All are featured in the below picture, the far left being the Upright Posture/Stance, with when done properly, allows one to have the back of their head, upper back, buttocks and heels touching a wall in perfect alignment, or if facing a wall, the toes and chest should touch the wall as well without a feeling of falling backwards.
These seven positions constitute the basics from which everything else stems, mainly leg work which includes deep knee bends, lunges, forward and backward slits/leans, hip extensions, balance work on one leg etc. Below are a few examples, which I invite you to try on for size 🙂
DEEP KNEE BEND WITH ARMS OUT: quadriceps at full ROM (Range Of Motion), arms out, palms up for anterior upper stretch of musculature.
FORWARD SLIT WITH 1 ARM UP, 1 ARM DOWN: shoulder flexion on the same side as the back leg for maximal distal ipsilateral stretch from fist to toes of lat and hips (meaning, same side, longest distance between the 2 points made up by the hand and foot), while engaging spinal musculature and maintaining alignment.
BACKWARDS SLIT WITH SHOULDER FLEXION/EXTENSION: adding a back extension to combat daily stress of overuse pattern of lumbar flexion. The bent leg is the one where the hip gets maximal stretch.

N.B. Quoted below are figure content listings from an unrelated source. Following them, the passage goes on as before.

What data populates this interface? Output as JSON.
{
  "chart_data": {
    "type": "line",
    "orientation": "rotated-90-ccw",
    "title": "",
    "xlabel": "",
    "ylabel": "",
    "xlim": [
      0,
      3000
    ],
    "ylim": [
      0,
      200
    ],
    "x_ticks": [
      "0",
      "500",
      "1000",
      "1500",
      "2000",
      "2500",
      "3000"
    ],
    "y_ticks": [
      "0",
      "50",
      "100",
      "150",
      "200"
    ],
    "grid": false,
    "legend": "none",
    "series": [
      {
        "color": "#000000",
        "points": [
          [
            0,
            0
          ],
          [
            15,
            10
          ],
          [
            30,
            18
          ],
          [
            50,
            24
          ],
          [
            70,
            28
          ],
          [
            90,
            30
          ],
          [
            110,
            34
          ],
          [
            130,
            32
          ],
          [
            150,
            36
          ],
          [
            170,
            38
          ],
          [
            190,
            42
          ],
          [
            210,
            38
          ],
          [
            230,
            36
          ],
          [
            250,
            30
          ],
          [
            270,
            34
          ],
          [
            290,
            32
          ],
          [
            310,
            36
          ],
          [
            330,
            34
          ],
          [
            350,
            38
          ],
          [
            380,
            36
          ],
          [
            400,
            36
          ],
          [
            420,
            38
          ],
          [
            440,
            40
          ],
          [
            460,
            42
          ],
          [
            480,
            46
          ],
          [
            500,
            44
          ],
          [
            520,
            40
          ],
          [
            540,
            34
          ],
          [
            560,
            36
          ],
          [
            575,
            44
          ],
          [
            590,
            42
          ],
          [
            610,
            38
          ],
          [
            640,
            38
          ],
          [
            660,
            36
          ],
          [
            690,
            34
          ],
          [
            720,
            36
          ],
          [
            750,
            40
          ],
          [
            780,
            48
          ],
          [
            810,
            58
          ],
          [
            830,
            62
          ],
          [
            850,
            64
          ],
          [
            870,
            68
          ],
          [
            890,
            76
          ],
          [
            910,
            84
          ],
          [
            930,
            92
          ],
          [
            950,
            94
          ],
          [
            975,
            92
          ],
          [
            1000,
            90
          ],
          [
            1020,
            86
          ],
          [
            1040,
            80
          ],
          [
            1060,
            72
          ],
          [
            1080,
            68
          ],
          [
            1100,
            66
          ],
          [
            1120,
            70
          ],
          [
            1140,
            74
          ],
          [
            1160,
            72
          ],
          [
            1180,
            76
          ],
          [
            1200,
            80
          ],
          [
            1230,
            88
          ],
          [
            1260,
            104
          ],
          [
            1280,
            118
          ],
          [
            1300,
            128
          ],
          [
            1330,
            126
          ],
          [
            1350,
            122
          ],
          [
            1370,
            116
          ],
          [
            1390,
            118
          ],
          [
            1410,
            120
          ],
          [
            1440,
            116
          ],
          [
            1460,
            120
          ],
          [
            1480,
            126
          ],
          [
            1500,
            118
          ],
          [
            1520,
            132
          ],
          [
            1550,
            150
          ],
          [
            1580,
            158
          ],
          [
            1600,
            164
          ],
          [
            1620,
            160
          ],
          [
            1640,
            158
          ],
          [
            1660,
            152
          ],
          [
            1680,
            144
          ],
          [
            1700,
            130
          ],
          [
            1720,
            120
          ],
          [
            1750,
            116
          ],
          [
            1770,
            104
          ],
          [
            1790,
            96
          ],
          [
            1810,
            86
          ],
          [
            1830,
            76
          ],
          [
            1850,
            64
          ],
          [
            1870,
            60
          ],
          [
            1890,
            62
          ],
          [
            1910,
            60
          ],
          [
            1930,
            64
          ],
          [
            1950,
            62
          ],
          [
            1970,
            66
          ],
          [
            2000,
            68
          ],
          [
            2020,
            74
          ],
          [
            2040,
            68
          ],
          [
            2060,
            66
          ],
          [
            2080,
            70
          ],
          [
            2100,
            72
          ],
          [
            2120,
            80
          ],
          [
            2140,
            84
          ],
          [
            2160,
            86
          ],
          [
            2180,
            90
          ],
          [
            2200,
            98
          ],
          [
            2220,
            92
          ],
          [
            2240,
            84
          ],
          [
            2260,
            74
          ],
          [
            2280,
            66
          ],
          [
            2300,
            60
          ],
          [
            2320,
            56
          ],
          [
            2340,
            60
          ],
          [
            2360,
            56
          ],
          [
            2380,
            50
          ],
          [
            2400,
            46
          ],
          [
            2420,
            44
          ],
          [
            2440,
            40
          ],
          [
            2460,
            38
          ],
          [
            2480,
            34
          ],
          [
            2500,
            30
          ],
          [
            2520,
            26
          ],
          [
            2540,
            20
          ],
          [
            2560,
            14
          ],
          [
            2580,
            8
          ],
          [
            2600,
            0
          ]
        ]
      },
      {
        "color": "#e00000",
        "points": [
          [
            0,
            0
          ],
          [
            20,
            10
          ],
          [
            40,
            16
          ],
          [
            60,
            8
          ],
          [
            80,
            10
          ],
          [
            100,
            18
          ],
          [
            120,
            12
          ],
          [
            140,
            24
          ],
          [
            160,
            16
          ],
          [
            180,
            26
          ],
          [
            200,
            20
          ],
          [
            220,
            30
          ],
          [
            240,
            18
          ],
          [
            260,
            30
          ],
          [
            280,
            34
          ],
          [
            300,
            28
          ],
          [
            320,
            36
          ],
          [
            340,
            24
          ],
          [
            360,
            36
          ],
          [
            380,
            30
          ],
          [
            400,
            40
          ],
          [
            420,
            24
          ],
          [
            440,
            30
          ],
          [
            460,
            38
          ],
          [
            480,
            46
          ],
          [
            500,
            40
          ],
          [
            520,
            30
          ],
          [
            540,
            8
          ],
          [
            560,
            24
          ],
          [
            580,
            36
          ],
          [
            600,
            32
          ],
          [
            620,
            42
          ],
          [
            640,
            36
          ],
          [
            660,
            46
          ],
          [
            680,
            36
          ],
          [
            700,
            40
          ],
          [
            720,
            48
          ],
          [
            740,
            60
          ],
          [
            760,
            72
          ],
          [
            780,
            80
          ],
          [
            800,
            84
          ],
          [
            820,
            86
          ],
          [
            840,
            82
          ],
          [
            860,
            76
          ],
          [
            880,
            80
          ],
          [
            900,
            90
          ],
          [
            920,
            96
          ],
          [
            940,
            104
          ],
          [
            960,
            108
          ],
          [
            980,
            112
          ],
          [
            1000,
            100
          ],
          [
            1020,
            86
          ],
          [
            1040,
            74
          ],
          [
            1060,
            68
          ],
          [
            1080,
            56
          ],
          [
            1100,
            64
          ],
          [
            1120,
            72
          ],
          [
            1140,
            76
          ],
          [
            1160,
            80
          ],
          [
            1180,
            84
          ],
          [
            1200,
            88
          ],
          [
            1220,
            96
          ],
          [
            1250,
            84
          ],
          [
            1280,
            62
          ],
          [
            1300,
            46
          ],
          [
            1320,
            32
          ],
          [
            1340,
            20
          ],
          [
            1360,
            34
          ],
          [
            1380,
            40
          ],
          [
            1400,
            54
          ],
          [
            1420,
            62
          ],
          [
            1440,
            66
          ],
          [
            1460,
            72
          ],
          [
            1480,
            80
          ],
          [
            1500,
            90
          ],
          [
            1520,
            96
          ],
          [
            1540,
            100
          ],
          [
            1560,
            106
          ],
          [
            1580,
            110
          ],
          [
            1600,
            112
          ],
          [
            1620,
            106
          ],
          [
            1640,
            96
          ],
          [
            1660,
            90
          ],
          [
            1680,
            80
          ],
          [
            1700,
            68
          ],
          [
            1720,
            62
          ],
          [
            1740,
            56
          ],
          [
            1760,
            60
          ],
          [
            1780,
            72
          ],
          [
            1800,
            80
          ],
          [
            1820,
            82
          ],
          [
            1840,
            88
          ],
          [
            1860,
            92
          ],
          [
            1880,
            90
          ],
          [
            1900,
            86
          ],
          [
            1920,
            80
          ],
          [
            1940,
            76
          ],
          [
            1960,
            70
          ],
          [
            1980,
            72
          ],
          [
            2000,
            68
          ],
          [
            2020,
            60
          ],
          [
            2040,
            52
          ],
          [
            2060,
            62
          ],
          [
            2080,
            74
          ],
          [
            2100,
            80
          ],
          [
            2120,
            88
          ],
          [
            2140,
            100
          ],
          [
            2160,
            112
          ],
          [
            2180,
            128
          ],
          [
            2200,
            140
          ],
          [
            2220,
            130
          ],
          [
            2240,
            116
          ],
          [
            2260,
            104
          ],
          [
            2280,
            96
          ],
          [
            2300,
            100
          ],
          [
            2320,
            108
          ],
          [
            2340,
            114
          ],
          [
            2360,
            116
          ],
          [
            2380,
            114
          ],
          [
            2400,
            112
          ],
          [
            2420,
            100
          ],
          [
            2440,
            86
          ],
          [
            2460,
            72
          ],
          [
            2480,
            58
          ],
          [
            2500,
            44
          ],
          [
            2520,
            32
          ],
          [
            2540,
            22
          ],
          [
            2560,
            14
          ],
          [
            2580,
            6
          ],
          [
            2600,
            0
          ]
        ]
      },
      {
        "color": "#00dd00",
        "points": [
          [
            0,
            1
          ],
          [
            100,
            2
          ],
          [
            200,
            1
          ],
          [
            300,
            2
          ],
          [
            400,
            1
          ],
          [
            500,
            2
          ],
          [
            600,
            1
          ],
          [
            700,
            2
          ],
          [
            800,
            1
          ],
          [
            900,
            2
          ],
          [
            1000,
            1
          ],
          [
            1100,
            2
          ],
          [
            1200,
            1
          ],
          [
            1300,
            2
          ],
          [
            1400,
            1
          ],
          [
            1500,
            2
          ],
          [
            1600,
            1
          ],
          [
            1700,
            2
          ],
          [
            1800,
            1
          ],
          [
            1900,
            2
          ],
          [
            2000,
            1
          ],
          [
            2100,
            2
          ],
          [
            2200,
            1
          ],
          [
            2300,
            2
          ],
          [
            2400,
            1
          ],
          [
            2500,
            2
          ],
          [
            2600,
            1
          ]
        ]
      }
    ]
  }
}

TRUNK SIDE FLEXION WITH ARMS BEHIND HEAD: Upper body stretch of the chest and shoulders, surprisingly challenging for persons with tight, protracted shoulders. Neck needs to be contracted and pushing back against the hands to preserve alignment and create reciprocal inhibition (engage the back muscles, stretch the front).Oblique flexion on side side, extension on the other. A twist can be added for even more thoracic spine stretch.